So the greatest time of the year is approaching, and I can't say I'm looking forward to it. Thanksgiving and Christmas are holidays that I love, but dread at the same time.
When I was a kid and even as a young adult I loved spending holidays with my Mom's family. I remember holidays in Rochester and Scotsville, NY. I remember lots of family, wonderful food, Aunt Ginny's girly tree in the parlor and the tall tree in the family room. I remember the tree in my Grandparent's living room. We rarely went in there, but with the tree in there we spend time there. I loved that room. I kind of felt like holding my breath when I entered it. I loved the figurines on the mantle and the formal furniture. The room seemed perfect to me. I loved the laughter, games, sitting at the kids' table. I remember watching football, lots and lots of football.
I always thought when I grew up holidays would be like that. They aren't. Sometimes we have family dinners, but sometimes that family is just three of us. We might watch football, but there is no noisy outbursts of cheers or groans. Every year there seems to be a diet someone is on so the meal is simple, good, but simple. There are no children running from room to room. There are some games, when the kids are there. We watch It's A Wonderful Life if it's on. There is no parlor with a girly tree or a sacred living room with figurines on the mantle.
The worst part is I imagined it would be my house full of family, food, fun, and football. But it's not. I have no family. I have no reason to cook lots of cookies, candies, and treats for the holidays. This is what I've always dreamed of. Each holiday season reminds me of what I long for and don't have.
I have great family. They include me, but it also makes me feel like a third, fifth, and sometimes a seventh wheel. Being with the nephews and niece just reminds me of the children I thought I'd have by now and don't. I love my family and love spending time with them, but around the holidays it hurts at the same time. I always imagined spending time with them and my family.

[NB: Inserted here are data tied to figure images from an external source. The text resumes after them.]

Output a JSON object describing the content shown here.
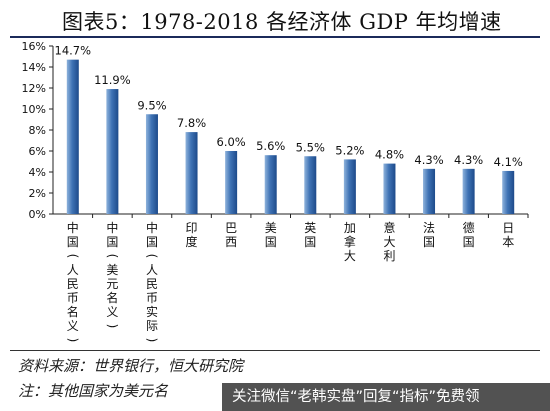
{
  "title": "图表5：1978-2018 各经济体 GDP 年均增速",
  "source": "资料来源：世界银行，恒大研究院",
  "note": "注：其他国家为美元名",
  "watermark_banner": "关注微信“老韩实盘”回复“指标”免费领",
  "colors": {
    "bar_light": "#8fb3dc",
    "bar_mid": "#3f73b5",
    "bar_dark": "#1d4a8a",
    "title_rule": "#1b2a5a"
  },
  "chart_data": {
    "type": "bar",
    "title": "1978-2018 各经济体 GDP 年均增速",
    "categories": [
      "中国(人民币名义)",
      "中国(美元名义)",
      "中国(人民币实际)",
      "印度",
      "巴西",
      "美国",
      "英国",
      "加拿大",
      "意大利",
      "法国",
      "德国",
      "日本"
    ],
    "category_labels": [
      [
        "中",
        "国",
        "(",
        "人",
        "民",
        "币",
        "名",
        "义",
        ")"
      ],
      [
        "中",
        "国",
        "(",
        "美",
        "元",
        "名",
        "义",
        ")"
      ],
      [
        "中",
        "国",
        "(",
        "人",
        "民",
        "币",
        "实",
        "际",
        ")"
      ],
      [
        "印",
        "度"
      ],
      [
        "巴",
        "西"
      ],
      [
        "美",
        "国"
      ],
      [
        "英",
        "国"
      ],
      [
        "加",
        "拿",
        "大"
      ],
      [
        "意",
        "大",
        "利"
      ],
      [
        "法",
        "国"
      ],
      [
        "德",
        "国"
      ],
      [
        "日",
        "本"
      ]
    ],
    "values": [
      14.7,
      11.9,
      9.5,
      7.8,
      6.0,
      5.6,
      5.5,
      5.2,
      4.8,
      4.3,
      4.3,
      4.1
    ],
    "value_labels": [
      "14.7%",
      "11.9%",
      "9.5%",
      "7.8%",
      "6.0%",
      "5.6%",
      "5.5%",
      "5.2%",
      "4.8%",
      "4.3%",
      "4.3%",
      "4.1%"
    ],
    "y_ticks": [
      "0%",
      "2%",
      "4%",
      "6%",
      "8%",
      "10%",
      "12%",
      "14%",
      "16%"
    ],
    "ylim": [
      0,
      16
    ],
    "unit": "%",
    "grid": false,
    "legend": "none"
  }
}
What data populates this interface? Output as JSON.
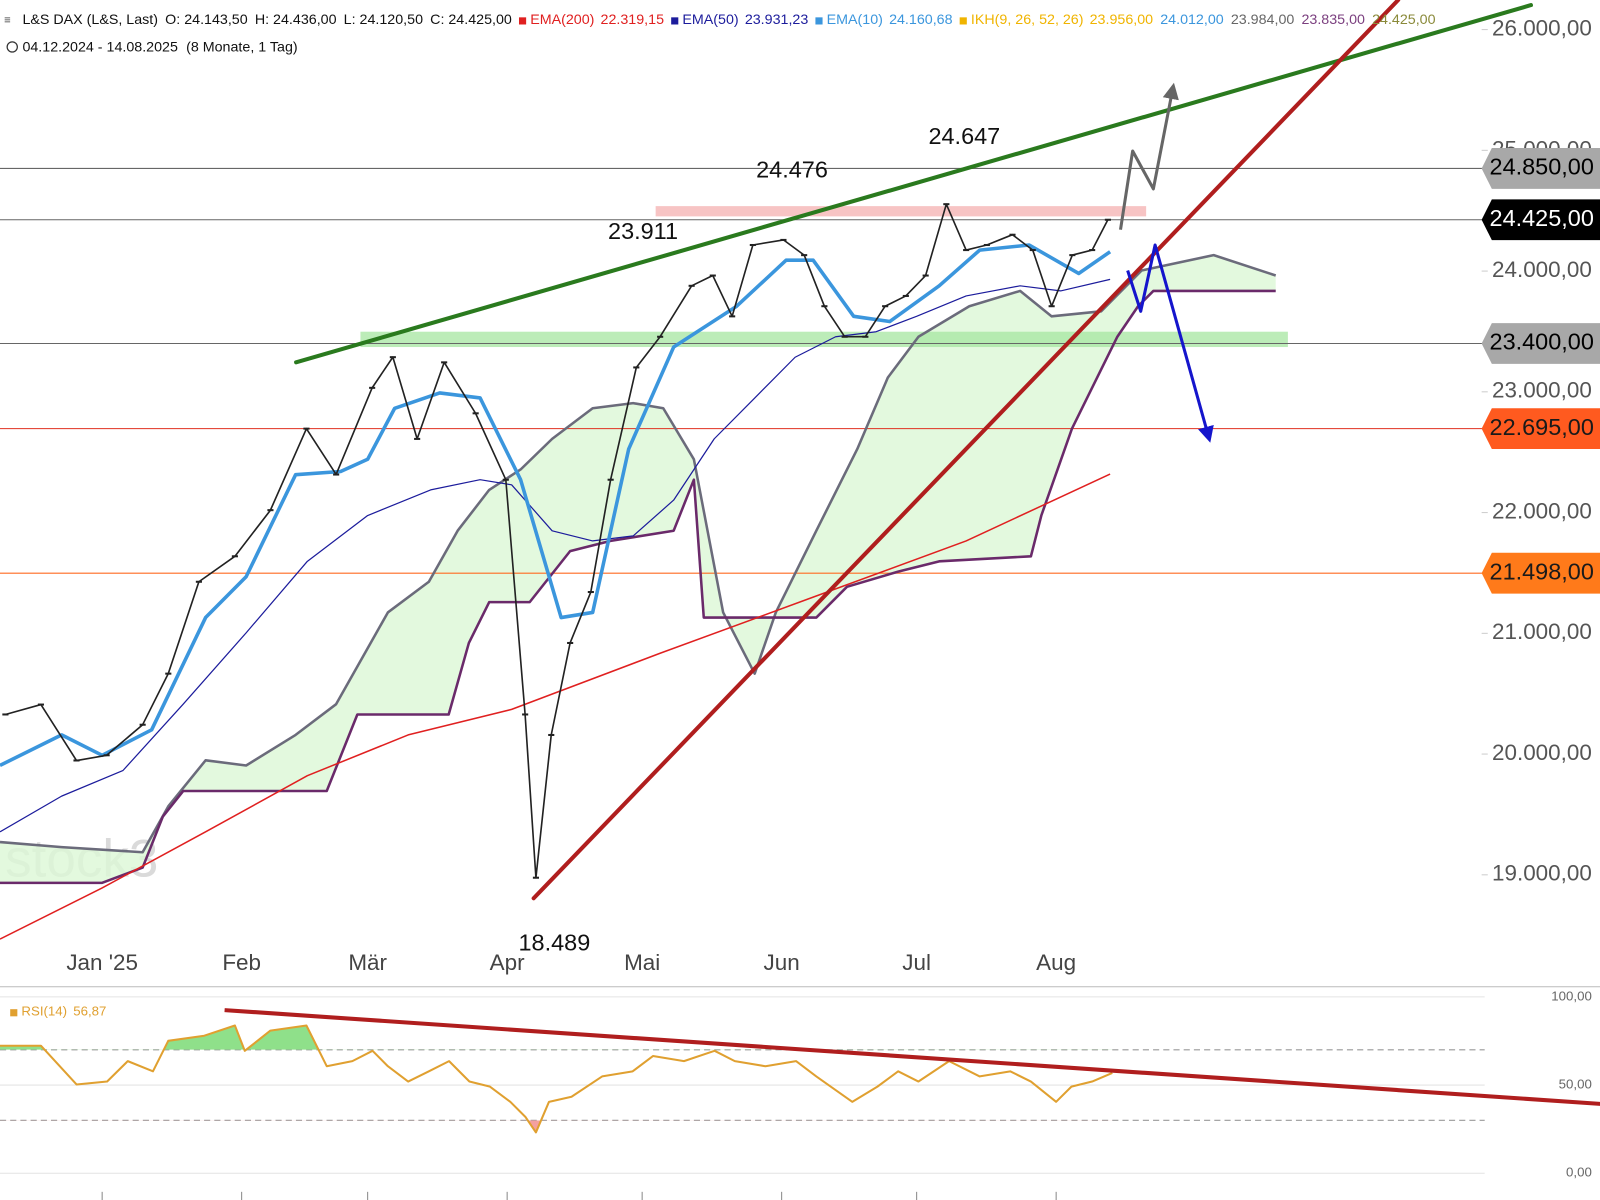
{
  "chart_data": [
    {
      "type": "line",
      "header": {
        "symbol": "L&S DAX (L&S, Last)",
        "ohlc": [
          "O: 24.143,50",
          "H: 24.436,00",
          "L: 24.120,50",
          "C: 24.425,00"
        ],
        "period": "04.12.2024 - 14.08.2025",
        "period_note": "(8 Monate, 1 Tag)"
      },
      "watermark": "stock3",
      "xlim": [
        5.3,
        334.1
      ],
      "ylim": [
        18090,
        26245
      ],
      "xticks": [
        {
          "value": 28,
          "label": "Jan '25"
        },
        {
          "value": 59,
          "label": "Feb"
        },
        {
          "value": 87,
          "label": "Mär"
        },
        {
          "value": 118,
          "label": "Apr"
        },
        {
          "value": 148,
          "label": "Mai"
        },
        {
          "value": 179,
          "label": "Jun"
        },
        {
          "value": 209,
          "label": "Jul"
        },
        {
          "value": 240,
          "label": "Aug"
        }
      ],
      "yticks": [
        {
          "value": 19000,
          "label": "19.000,00"
        },
        {
          "value": 20000,
          "label": "20.000,00"
        },
        {
          "value": 21000,
          "label": "21.000,00"
        },
        {
          "value": 22000,
          "label": "22.000,00"
        },
        {
          "value": 23000,
          "label": "23.000,00"
        },
        {
          "value": 24000,
          "label": "24.000,00"
        },
        {
          "value": 25000,
          "label": "25.000,00"
        },
        {
          "value": 26000,
          "label": "26.000,00"
        }
      ],
      "close": {
        "color": "#222222",
        "x": [
          6.5,
          14.4,
          22.3,
          29,
          37,
          42.7,
          49.5,
          57.5,
          65.4,
          73.4,
          80,
          88,
          92.6,
          98,
          104,
          111,
          117.7,
          122,
          124.4,
          127.8,
          132,
          136.6,
          141,
          146.7,
          152,
          159,
          163.7,
          168,
          172.6,
          179.4,
          184,
          188.5,
          193,
          197.6,
          202,
          206.6,
          211,
          215.6,
          220,
          224.6,
          230.3,
          234.8,
          239,
          243.6,
          248,
          251.5
        ],
        "values": [
          20328,
          20410,
          19947,
          19990,
          20243,
          20666,
          21427,
          21638,
          22020,
          22695,
          22315,
          23033,
          23287,
          22610,
          23244,
          22822,
          22272,
          20328,
          18976,
          20158,
          20920,
          21342,
          22272,
          23202,
          23456,
          23878,
          23963,
          23625,
          24216,
          24258,
          24132,
          23709,
          23456,
          23456,
          23709,
          23794,
          23963,
          24554,
          24174,
          24216,
          24301,
          24174,
          23709,
          24132,
          24174,
          24425
        ]
      },
      "series": [
        {
          "name": "EMA(200)",
          "last_label": "22.319,15",
          "color": "#e02020",
          "width": 1.5,
          "x": [
            5.3,
            28,
            51,
            73.6,
            96,
            119,
            152,
            186,
            220,
            252
          ],
          "values": [
            18468,
            18891,
            19356,
            19821,
            20159,
            20370,
            20835,
            21300,
            21765,
            22319
          ]
        },
        {
          "name": "EMA(50)",
          "last_label": "23.931,23",
          "color": "#1c1c9c",
          "width": 1.2,
          "x": [
            5.3,
            19,
            32.6,
            46,
            60,
            73.6,
            87,
            101,
            112,
            119,
            128,
            137,
            146,
            155,
            164,
            173,
            182,
            191,
            200,
            209,
            220,
            232,
            241,
            252
          ],
          "values": [
            19356,
            19652,
            19863,
            20413,
            21004,
            21596,
            21976,
            22188,
            22272,
            22230,
            21849,
            21765,
            21807,
            22103,
            22610,
            22948,
            23286,
            23456,
            23498,
            23625,
            23794,
            23878,
            23836,
            23931
          ]
        },
        {
          "name": "EMA(10)",
          "last_label": "24.160,68",
          "color": "#3b96dd",
          "width": 3.5,
          "x": [
            5.3,
            19,
            28,
            39,
            51,
            60,
            71,
            81,
            87,
            93,
            103,
            112,
            121,
            130,
            137,
            145,
            155,
            169,
            180,
            186,
            195,
            203,
            214,
            223,
            234,
            245,
            252
          ],
          "values": [
            19906,
            20159,
            19990,
            20201,
            21131,
            21469,
            22314,
            22340,
            22441,
            22864,
            22991,
            22949,
            22272,
            21131,
            21173,
            22526,
            23371,
            23709,
            24090,
            24090,
            23625,
            23582,
            23878,
            24174,
            24216,
            23980,
            24160
          ]
        }
      ],
      "ichimoku": {
        "name": "IKH(9, 26, 52, 26)",
        "name_color": "#f0b400",
        "labels": [
          "23.956,00",
          "24.012,00",
          "23.984,00",
          "23.835,00",
          "24.425,00"
        ],
        "label_colors": [
          "#f0b400",
          "#3b96dd",
          "#666666",
          "#7b3f7f",
          "#8a8a3a"
        ],
        "cloud_color": "#dcf7d6",
        "span_a": {
          "color": "#6b6b7b",
          "x": [
            5.3,
            19,
            37,
            42.7,
            51,
            60,
            71,
            80,
            91.5,
            100.6,
            107,
            114,
            121,
            128,
            137,
            146,
            152.7,
            159.5,
            166,
            173,
            177.7,
            186.7,
            195.8,
            202.6,
            209.4,
            220.7,
            232,
            239,
            250,
            259,
            275,
            288.8
          ],
          "values": [
            19271,
            19229,
            19187,
            19567,
            19948,
            19905,
            20159,
            20413,
            21173,
            21427,
            21850,
            22188,
            22357,
            22610,
            22864,
            22906,
            22864,
            22441,
            21173,
            20666,
            21173,
            21850,
            22526,
            23118,
            23456,
            23709,
            23836,
            23625,
            23667,
            24005,
            24132,
            23963
          ]
        },
        "span_b": {
          "color": "#6a2a6a",
          "x": [
            5.3,
            28,
            37,
            41.5,
            46,
            77.9,
            84.7,
            105,
            109.5,
            114,
            123,
            132,
            141,
            155,
            159.5,
            161.7,
            186.7,
            193.5,
            204.9,
            214,
            234.4,
            236.7,
            243.5,
            249.1,
            253.6,
            258.2,
            261.6,
            288.8
          ],
          "values": [
            18933,
            18933,
            19060,
            19483,
            19694,
            19694,
            20328,
            20328,
            20920,
            21258,
            21258,
            21681,
            21765,
            21850,
            22272,
            21131,
            21131,
            21385,
            21511,
            21596,
            21638,
            21976,
            22695,
            23118,
            23456,
            23709,
            23836,
            23836
          ]
        }
      },
      "levels": [
        {
          "value": 24850,
          "label": "24.850,00",
          "color": "#666666",
          "box": "#a8a8a8",
          "text_color": "#000000"
        },
        {
          "value": 24425,
          "label": "24.425,00",
          "color": "#666666",
          "box": "#000000",
          "text_color": "#ffffff"
        },
        {
          "value": 23400,
          "label": "23.400,00",
          "color": "#666666",
          "box": "#a8a8a8",
          "text_color": "#000000"
        },
        {
          "value": 22695,
          "label": "22.695,00",
          "color": "#e03020",
          "box": "#ff5a1f",
          "text_color": "#1a1a1a"
        },
        {
          "value": 21498,
          "label": "21.498,00",
          "color": "#ff6a20",
          "box": "#ff7a1a",
          "text_color": "#1a1a1a"
        }
      ],
      "zones": [
        {
          "x": [
            151,
            260
          ],
          "values": [
            24453,
            24538
          ],
          "color": "#f4b0b0"
        },
        {
          "x": [
            85.4,
            291.5
          ],
          "values": [
            23371,
            23498
          ],
          "color": "#a6e6a0"
        }
      ],
      "trendlines": [
        {
          "color": "#2a7a1e",
          "x": [
            71.1,
            345.5
          ],
          "values": [
            23244,
            26203
          ]
        },
        {
          "color": "#b01e1e",
          "x": [
            123.9,
            316
          ],
          "values": [
            18806,
            26245
          ]
        }
      ],
      "arrows": [
        {
          "color": "#666666",
          "x": [
            254.3,
            257,
            261.6,
            266
          ],
          "values": [
            24343,
            24994,
            24681,
            25527
          ]
        },
        {
          "color": "#1515cc",
          "x": [
            255.9,
            258.8,
            262,
            274
          ],
          "values": [
            24005,
            23667,
            24216,
            22610
          ]
        }
      ],
      "annotations": [
        {
          "text": "24.647",
          "x": 219.6,
          "y": 25104
        },
        {
          "text": "24.476",
          "x": 181.3,
          "y": 24825
        },
        {
          "text": "23.911",
          "x": 148.2,
          "y": 24318
        },
        {
          "text": "18.489",
          "x": 128.5,
          "y": 18426
        }
      ]
    },
    {
      "type": "line",
      "name": "RSI(14)",
      "value_label": "56,87",
      "color": "#e0a030",
      "xlim": [
        5.3,
        334.1
      ],
      "ylim": [
        -15.2,
        105.2
      ],
      "yticks": [
        {
          "value": 0,
          "label": "0,00"
        },
        {
          "value": 50,
          "label": "50,00"
        },
        {
          "value": 100,
          "label": "100,00"
        }
      ],
      "overbought": 70,
      "oversold": 30,
      "overbought_fill": "#8fe08a",
      "oversold_fill": "#f4a0a0",
      "x": [
        5.3,
        14.4,
        22.3,
        29.1,
        33.7,
        39.3,
        42.7,
        50.7,
        57.5,
        59.7,
        65.4,
        73.4,
        77.9,
        83.6,
        88.1,
        91.5,
        96,
        100.6,
        105.1,
        109.6,
        114.2,
        118.7,
        122.1,
        124.4,
        127.3,
        132.3,
        139.1,
        145.9,
        150.4,
        157.3,
        164.1,
        168.6,
        175.4,
        182.2,
        186.7,
        194.7,
        200.3,
        204.9,
        209.4,
        216.2,
        223,
        229.8,
        234.4,
        240,
        243.4,
        248,
        252.5
      ],
      "values": [
        72.3,
        72.3,
        50.3,
        52.0,
        63.6,
        57.8,
        75.1,
        78.0,
        83.8,
        69.4,
        80.9,
        83.8,
        60.7,
        63.6,
        69.4,
        60.7,
        52.0,
        57.8,
        63.6,
        52.0,
        49.1,
        40.5,
        31.8,
        23.1,
        40.5,
        43.4,
        54.9,
        57.8,
        66.5,
        63.6,
        69.4,
        63.6,
        60.7,
        63.6,
        54.9,
        40.5,
        49.1,
        57.8,
        52.0,
        63.6,
        54.9,
        57.8,
        52.0,
        40.5,
        49.1,
        52.0,
        56.87
      ],
      "trendline": {
        "color": "#b01e1e",
        "x": [
          55.2,
          360.9
        ],
        "values": [
          92.5,
          39.3
        ]
      }
    }
  ]
}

I just wonder how many holiday seasons more I will spend before some of those dreams come true, or if I will spend all the rest of them this way.
Recently I started to wonder how many others feel the same way. I wonder how many people have gone holiday season to holiday season wishing and waiting for a family of their own to celebrate with. Sometimes we feel like we are the only one, but I believe that is a lie of satan. He doesn't want us to know there are others. He wants us to feel isolated and alone. He doesn't want us to turn to God in our hurt. He wants us to stay sad. Sometimes, I admit, it is hard to turn to God when I hurt. Sometimes I am angry with Him. Sometimes I wonder how much longer until He changes things. I know He might not change things, but He definitely is changing me.
I know this holiday season won't be easy, but I also know that He is with me and He knows my every want, desire, and need.